Schakowsky Statement On Passage of U.S.-Mexico-Canada Agreement
WASHINGTON, DC – Congresswoman Jan Schakowsky, a Senior Chief Deputy Whip and Access to Medicines Co-Lead on Speaker Pelosi’s 8-Member NAFTA Working Group, spoke on the U.S. House floor today prior to the final vote on the United States Mexico Canada Trade Agreement. Her full statement is below:
"M. Speaker, I rise in support of the United States Mexico Canada trade agreement.
“This is the first trade agreement I’m voting for in my twenty years plus in the United States Congress.
“I’m proud to have served on Speaker Pelosi’s working group that helped negotiate it, chaired by Richie Neal.
“The renegotiated NAFTA is far, far better than the original North American Free Trade Agreement (NAFTA). It’s also far better than the deeply flawed trade deal President Trump handed us last year.
“For example, the Trump Administration tried to tuck in huge gifts to Big Pharma that would have raised medicine prices throughout the hemisphere. From Day 1 of our negotiations, I insisted that the biologics exclusivity provision be removed. Today it’s gone.
“We also removed protections for secondary patents that would have increased drug prices in the U.S and revised unfair provisions to ensure generic competition and to improve access to affordable medicines for people across North America.

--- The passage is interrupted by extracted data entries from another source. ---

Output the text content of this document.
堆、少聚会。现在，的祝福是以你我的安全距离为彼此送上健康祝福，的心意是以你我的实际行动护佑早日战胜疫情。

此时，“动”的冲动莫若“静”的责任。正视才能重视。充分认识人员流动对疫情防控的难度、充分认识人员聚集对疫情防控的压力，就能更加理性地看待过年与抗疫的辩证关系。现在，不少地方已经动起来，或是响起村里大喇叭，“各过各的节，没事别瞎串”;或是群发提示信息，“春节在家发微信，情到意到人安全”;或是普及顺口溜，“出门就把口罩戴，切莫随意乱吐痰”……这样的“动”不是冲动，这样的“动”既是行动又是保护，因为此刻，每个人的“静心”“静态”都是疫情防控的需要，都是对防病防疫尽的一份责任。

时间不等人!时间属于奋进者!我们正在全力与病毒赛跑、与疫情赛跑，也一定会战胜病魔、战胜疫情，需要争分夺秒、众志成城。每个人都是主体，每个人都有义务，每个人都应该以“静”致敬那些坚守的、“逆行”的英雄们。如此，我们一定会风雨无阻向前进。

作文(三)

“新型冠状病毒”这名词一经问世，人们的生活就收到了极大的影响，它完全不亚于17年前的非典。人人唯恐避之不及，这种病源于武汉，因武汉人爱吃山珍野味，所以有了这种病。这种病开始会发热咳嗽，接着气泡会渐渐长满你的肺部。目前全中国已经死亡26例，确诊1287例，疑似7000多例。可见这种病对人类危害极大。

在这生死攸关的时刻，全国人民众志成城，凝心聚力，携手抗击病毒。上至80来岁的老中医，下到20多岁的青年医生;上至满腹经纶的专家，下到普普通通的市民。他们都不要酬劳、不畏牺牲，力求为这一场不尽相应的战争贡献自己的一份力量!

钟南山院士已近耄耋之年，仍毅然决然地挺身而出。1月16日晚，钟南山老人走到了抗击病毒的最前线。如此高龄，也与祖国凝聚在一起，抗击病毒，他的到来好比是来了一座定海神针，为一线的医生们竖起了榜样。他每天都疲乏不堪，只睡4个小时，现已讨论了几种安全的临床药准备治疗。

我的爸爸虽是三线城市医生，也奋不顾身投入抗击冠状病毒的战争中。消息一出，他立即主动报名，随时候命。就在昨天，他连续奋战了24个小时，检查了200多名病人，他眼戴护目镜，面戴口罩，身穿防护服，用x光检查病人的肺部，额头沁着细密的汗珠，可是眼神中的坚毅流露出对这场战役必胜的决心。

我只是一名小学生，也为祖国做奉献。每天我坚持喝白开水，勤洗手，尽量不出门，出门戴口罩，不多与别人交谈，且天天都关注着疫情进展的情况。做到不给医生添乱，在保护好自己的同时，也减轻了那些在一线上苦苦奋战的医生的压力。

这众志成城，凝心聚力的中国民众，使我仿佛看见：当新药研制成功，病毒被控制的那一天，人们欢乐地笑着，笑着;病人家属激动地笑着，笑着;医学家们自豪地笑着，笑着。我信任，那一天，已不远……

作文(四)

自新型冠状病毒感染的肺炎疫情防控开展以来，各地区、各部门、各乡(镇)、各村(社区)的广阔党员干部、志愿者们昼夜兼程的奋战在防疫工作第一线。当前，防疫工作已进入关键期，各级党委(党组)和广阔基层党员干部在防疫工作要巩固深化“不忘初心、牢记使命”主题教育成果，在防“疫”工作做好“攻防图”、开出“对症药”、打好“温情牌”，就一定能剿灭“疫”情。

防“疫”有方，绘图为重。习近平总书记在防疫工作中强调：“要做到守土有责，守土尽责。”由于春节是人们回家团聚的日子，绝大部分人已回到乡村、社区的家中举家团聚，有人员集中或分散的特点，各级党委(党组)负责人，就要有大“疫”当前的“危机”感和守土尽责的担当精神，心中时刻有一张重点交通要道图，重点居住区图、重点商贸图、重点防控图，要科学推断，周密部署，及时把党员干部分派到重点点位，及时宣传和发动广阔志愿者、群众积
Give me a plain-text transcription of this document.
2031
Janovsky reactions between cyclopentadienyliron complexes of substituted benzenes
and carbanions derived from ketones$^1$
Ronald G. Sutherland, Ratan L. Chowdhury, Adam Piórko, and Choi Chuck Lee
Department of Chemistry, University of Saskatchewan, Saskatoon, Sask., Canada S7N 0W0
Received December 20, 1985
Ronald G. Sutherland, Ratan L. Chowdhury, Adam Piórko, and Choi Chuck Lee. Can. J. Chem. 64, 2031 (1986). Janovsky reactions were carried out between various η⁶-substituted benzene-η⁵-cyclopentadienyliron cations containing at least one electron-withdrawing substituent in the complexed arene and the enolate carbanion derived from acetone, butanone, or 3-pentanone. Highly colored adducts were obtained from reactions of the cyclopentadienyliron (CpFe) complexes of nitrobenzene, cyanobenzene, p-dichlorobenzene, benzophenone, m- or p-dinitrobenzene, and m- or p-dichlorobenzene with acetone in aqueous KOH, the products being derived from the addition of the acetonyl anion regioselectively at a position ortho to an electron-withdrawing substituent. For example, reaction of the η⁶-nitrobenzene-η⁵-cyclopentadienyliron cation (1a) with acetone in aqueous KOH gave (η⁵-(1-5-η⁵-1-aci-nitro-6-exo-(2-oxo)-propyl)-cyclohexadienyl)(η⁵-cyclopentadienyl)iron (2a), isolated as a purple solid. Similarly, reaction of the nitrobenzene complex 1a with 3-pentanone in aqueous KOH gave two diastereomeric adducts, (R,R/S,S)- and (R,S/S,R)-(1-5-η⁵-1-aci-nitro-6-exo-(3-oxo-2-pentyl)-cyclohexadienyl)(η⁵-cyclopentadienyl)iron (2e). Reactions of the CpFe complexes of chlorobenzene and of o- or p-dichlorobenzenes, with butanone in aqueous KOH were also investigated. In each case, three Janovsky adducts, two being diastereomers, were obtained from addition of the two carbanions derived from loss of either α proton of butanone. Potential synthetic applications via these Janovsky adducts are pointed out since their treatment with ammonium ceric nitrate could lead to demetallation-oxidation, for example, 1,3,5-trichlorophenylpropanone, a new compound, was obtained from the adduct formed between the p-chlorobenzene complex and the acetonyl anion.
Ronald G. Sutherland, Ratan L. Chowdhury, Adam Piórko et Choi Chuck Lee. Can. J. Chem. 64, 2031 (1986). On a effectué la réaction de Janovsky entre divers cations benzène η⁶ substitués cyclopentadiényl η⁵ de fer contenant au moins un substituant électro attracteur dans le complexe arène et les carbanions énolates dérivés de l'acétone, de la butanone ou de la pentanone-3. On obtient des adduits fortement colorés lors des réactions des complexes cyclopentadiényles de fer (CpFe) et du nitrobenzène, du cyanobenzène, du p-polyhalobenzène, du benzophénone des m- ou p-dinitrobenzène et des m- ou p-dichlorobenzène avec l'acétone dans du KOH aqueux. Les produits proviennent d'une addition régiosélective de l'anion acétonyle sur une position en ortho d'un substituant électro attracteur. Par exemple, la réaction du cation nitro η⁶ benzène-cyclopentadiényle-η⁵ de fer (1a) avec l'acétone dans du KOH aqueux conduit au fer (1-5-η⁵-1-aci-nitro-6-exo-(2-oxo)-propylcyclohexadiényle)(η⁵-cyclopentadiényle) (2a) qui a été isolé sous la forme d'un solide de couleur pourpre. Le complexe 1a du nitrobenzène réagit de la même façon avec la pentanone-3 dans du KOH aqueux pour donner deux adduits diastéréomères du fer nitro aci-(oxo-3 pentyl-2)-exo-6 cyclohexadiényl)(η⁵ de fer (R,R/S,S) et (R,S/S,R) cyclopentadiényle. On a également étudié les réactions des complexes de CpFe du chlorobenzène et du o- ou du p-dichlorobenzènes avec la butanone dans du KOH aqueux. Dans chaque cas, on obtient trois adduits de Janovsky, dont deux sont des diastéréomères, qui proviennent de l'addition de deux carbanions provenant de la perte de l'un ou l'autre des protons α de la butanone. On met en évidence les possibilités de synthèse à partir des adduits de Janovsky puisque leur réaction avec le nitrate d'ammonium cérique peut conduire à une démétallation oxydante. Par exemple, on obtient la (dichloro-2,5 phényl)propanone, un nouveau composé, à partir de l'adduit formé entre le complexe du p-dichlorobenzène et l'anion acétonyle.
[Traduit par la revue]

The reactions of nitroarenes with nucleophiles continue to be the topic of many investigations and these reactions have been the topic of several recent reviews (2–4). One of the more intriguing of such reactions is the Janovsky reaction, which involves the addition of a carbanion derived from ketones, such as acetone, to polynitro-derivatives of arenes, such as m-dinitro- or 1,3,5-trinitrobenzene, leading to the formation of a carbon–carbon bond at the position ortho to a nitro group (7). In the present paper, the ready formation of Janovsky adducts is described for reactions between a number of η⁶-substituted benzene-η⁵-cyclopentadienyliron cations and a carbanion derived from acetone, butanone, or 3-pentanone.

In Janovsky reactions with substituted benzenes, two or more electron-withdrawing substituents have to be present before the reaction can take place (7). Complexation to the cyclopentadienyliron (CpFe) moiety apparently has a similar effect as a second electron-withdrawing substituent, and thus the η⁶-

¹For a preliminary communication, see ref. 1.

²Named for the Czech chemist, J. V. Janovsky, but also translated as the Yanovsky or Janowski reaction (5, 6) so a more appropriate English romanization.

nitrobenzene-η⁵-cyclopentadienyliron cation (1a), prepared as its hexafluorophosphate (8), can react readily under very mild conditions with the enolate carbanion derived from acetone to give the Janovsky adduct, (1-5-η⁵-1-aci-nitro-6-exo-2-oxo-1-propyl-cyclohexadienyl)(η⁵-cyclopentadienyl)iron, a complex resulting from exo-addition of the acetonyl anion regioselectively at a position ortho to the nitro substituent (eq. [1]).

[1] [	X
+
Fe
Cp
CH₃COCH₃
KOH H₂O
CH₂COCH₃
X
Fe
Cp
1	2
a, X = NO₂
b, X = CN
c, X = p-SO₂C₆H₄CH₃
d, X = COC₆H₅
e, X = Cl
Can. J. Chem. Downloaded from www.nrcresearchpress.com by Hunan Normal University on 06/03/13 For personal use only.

“Without the changes forced by the Working Group and our staff, the Speaker, and AFL-CIO President Rich Trumka, we would not be voting on this agreement today.
“This agreement is not perfect, and therefore cannot serve as a template for future trade agreements. The renegotiated USCMA still includes a gift to Big Tech that provides a liability shield for all content on internet platforms called Section 230.
“I seek unanimous consent to insert into the record a letter from Energy and Commerce Chairman Frank Pallone and Ranking Member Greg Walden that says we cannot allow Section 230 in future trade agreements.
“Still, I urge all my colleagues to support USMCA—the new floor for workers and consumers in trade agreements that we can and must build on moving forward.”